Correlations don't have to be talked about, because they don't increase the likelihood for success, but rather the likihood of failure, meaning that we would need orders of magnitude more reliable technology to solve that problem.

In reality, those sorts of failures aren't usually temporary, but rather systemic, such as "we've made an incorrect assumption about how that technology works" - feature not a bug.

In that case, it doesn't really fit into this model. There are certainly things that would better indicate to us that we could use or are not allowed to use a component, but for the sake of the article, I think that was probably going much to far.

TL;DR Yes for sure, individual attempts are correlated, but in most cases, it doesn't make sense to track that because those situations end up in other buckets of "always down = unreliable" or "actually up - more complex story which may not need to be modelled".

replies(1): >>45969083 #

6. wparad ◴[18 Nov 25 08:59 UTC] No.45962915[source]▶

>>45959617 #

Hmmm, which part of the intro did you find an issue with? I want to see if I can fix it.

7. scottlamb ◴[18 Nov 25 17:12 UTC] No.45969083{3}[source]▶

>>45962912 #

I think the reasoning matters as much as the answer, and you had to make at least a couple strange turns to get the "right answer" that retries don't solve the problem:

* the 3rd-party component offering only 90% success—I've never actually seen a system that bad. 99.9% success SLA is kind of the minimum, and in practice any system that has acceptable mean and/or 99%/99.9% latency for a critical auth path also has >=99.99% success in good conditions (even if they don't promise refunds based on that).

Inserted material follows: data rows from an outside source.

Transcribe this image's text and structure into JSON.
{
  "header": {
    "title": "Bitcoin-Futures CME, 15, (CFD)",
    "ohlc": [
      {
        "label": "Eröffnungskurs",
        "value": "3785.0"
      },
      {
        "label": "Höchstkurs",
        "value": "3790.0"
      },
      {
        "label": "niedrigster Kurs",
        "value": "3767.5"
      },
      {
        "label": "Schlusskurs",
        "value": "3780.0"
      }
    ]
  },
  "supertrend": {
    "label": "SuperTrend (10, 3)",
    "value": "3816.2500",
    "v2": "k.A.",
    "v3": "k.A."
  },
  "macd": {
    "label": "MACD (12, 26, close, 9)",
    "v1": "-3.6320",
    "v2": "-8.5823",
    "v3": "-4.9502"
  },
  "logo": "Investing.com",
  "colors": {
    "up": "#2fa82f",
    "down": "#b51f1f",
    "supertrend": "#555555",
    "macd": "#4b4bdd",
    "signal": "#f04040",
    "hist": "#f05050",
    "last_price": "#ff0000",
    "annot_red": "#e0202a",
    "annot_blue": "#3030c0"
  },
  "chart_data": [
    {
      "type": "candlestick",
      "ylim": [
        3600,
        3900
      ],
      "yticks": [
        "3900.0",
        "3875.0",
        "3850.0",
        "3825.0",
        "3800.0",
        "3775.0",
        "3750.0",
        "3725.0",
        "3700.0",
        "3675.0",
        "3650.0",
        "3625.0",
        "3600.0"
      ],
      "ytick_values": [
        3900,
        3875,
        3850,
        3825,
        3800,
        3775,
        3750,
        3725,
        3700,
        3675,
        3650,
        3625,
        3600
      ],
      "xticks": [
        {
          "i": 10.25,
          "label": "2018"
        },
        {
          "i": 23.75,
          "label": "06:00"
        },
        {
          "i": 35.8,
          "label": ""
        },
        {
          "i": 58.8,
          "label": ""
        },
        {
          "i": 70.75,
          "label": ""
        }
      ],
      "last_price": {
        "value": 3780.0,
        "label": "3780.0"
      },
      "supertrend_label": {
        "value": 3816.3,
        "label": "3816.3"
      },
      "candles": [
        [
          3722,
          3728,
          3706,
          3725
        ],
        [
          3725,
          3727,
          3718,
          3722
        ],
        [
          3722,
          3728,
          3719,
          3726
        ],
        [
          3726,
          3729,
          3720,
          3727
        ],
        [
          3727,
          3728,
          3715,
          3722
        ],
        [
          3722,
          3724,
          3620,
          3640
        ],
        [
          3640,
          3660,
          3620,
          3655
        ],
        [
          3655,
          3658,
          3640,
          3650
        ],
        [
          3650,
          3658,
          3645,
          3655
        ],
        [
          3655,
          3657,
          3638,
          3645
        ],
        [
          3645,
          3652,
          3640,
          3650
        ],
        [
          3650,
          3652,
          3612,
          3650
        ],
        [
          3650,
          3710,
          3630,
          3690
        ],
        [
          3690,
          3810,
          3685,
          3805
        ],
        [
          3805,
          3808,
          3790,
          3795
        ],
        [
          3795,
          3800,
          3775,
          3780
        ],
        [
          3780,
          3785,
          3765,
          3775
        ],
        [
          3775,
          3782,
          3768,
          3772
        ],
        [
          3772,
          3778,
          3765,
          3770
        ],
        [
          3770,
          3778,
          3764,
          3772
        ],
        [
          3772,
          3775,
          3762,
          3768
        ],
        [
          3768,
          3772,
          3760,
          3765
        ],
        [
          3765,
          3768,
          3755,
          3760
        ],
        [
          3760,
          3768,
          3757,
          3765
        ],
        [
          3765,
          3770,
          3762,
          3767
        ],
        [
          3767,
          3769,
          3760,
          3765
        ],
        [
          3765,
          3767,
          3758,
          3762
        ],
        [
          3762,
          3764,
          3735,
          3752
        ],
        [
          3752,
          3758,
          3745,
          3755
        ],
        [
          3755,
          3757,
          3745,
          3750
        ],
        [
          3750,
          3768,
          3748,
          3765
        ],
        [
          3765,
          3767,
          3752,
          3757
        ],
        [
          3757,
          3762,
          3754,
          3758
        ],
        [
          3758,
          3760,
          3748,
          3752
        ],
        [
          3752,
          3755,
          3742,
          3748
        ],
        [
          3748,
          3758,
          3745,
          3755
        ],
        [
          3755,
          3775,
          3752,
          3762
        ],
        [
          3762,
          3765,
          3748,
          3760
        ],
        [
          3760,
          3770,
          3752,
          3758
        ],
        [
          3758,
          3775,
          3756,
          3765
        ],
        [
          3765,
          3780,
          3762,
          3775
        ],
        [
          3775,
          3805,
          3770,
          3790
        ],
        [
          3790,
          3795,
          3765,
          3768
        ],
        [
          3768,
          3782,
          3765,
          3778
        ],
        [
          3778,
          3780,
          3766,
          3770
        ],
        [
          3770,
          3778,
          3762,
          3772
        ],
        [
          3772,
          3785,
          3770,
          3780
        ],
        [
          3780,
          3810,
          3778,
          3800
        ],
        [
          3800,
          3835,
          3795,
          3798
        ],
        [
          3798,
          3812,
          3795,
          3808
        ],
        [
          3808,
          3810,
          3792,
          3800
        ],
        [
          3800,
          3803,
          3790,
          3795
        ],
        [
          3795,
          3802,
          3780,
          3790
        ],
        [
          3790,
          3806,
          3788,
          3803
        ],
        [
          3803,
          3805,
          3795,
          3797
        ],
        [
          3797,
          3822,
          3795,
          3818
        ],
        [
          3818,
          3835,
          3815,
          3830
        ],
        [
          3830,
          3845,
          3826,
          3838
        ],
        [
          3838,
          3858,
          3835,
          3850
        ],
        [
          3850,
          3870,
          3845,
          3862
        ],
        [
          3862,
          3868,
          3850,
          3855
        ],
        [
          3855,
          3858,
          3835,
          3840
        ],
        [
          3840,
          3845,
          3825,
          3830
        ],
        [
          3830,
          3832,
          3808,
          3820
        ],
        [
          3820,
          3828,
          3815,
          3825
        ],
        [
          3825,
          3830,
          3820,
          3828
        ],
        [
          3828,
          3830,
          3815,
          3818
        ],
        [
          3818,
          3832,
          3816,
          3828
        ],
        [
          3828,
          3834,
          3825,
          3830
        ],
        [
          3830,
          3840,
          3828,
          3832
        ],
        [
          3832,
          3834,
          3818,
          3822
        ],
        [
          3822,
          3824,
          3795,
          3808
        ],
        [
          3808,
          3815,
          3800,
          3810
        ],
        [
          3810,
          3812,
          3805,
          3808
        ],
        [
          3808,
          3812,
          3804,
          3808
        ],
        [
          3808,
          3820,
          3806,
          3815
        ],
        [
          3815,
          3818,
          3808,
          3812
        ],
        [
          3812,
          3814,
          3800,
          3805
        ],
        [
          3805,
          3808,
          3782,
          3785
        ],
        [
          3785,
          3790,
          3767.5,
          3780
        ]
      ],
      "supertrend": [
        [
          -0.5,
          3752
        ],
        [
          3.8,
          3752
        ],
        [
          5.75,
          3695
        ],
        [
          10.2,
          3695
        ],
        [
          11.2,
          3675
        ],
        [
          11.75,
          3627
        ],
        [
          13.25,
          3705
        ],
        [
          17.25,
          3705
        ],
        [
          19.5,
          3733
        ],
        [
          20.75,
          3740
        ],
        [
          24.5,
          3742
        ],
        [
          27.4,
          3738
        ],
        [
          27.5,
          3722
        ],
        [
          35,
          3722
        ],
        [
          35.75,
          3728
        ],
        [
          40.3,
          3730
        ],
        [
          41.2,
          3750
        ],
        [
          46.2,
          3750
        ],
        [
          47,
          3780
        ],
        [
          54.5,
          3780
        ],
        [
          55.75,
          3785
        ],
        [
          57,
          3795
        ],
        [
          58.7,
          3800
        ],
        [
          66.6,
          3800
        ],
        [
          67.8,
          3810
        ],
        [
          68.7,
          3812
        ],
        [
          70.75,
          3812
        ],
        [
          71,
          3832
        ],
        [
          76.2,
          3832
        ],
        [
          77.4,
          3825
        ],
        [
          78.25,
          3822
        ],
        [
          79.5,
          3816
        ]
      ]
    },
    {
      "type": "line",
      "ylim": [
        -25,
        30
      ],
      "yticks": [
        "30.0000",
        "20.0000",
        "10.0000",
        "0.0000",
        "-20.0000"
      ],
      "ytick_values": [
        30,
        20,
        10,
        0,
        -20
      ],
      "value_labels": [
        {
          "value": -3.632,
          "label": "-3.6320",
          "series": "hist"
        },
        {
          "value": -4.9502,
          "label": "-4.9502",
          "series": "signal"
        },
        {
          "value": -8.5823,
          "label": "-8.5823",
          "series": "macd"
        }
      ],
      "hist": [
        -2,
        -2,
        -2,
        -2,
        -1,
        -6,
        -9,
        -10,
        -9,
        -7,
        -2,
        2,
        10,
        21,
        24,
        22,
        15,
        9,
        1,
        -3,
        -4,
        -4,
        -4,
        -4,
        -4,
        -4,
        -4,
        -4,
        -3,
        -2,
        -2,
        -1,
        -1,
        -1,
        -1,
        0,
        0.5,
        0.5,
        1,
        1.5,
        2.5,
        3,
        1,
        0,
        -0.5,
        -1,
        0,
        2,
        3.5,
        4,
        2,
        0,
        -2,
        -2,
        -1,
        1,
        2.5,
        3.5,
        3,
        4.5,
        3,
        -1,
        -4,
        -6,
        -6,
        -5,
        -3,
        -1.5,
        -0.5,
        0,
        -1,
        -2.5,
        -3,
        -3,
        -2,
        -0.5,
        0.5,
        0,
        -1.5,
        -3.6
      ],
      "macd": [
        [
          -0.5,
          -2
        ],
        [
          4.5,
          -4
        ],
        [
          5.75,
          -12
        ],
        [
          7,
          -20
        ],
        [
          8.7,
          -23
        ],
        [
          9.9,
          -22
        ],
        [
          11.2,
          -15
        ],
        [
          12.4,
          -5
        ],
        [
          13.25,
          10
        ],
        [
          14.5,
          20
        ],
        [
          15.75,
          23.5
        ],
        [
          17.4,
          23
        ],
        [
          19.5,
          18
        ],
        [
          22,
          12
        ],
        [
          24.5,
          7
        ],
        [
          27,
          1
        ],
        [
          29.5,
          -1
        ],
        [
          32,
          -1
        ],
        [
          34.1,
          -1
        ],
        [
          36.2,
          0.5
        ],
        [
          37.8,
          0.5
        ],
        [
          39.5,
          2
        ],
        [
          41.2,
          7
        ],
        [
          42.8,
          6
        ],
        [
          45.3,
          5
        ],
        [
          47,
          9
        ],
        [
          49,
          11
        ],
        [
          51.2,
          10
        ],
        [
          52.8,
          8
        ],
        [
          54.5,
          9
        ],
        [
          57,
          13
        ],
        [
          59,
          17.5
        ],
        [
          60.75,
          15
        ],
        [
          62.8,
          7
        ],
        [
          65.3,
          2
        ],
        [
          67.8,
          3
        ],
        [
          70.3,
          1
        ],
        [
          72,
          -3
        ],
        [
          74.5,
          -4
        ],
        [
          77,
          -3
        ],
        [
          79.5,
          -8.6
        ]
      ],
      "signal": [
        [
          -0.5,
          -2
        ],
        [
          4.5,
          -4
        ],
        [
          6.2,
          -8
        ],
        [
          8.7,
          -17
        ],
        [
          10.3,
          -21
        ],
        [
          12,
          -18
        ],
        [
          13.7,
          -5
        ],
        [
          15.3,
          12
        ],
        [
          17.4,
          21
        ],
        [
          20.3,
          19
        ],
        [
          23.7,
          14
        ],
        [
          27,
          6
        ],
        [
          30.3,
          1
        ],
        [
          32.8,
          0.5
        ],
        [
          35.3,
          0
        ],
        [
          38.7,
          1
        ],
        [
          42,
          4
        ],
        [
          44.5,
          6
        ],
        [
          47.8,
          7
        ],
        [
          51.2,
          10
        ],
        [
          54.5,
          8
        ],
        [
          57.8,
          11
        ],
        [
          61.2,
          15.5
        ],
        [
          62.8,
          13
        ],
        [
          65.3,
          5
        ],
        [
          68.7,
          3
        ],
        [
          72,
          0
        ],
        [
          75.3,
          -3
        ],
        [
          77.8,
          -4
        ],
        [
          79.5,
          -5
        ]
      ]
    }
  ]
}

* the whole "really reliable retry handler" thing—as mentioned in my first comment, I don't understand what you were getting at here.

I would go a whole other way with this section—more realistic, much shorter. Let's say you want to offer 99.999% success within 1 second, and the third-party component offers 99.9% success per try. Then two tries gives you 99.9999% success if the failures are all uncorrelated but retries do not help at all when the third-party system is down for minutes or hours at a time. [1] Thus, you need to involve an alternative that is believed to be independent of the faulty system—and the primary tool AWS gives you for that is regional independence. This sets up the talk about regional failover much more quickly and with less head-scratching. I probably would have made it through the whole article yesterday even in my feverish state.

[1] unless this request can be done asynchronously, arbitrarily later, in which case the whole chain of thought afterward goes a different way.

replies(1): >>45973152 #

8. wparad ◴[18 Nov 25 22:32 UTC] No.45973152{4}[source]▶

>>45969083 #

Hmm, I never considered potentially using an SLA on latency as a potential way to justify the argument. If I pull this content into a future article or talk, I will definitely consider reframing it for easier understanding.